Monday, September 18, 2006

while I ruminate on the possibilities for further literary animals to figure into my posts, I'll give an applicable, real-life example of an animal-related list. brought to you by http://www.canongate.net/Lists/Animals/10LeastIntelligentBreedsOfD and the letter d.

10 least intelligent breeds of dog:

1. Afghan Hound

2. Basenji

3. Bulldog

4. Chow Chow

5. Borzoi

6. Bloodhound

7. Pekingese

8. Mastiff

9. Beagle

10. Basset Hound


I also have some spectacular monkey related photos, but the'll have to wait for the nonce.

Thursday, September 14, 2006

Jorge Luis Borges was a master of pseudo-scientific classification, and below you can find the list (found in Other Inquisitions) which is perhaps the paramount example of this skill. As this blog takes its name from a portion of the list, I thought it was worth posting.
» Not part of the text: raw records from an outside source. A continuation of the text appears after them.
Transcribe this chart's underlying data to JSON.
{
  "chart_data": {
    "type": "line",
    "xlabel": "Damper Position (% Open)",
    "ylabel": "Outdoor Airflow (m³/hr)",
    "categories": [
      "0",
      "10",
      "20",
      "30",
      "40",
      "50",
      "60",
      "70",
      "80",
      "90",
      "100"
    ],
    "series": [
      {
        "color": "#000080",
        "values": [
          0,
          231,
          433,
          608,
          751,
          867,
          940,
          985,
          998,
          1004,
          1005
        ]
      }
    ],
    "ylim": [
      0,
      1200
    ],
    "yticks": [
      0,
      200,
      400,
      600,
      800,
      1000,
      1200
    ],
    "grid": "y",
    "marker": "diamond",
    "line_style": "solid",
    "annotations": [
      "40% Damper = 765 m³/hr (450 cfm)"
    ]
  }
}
" On those remote pages it is written that animals are divided into:
(a) those that belong to the Emperor,
(b) embalmed ones,
(c) those that are trained,
(d) suckling pigs,
(e) mermaids,
(f) fabulous ones,
(g) stray dogs,
(h) those that are included in this classification,
(i) those that tremble as if they were mad,
(j) innumerable ones,
(k) those drawn with a very fine camel brush,
(l) others,
(m) those that have just broken a flower vase,

(n) those that resemble flies from a distance."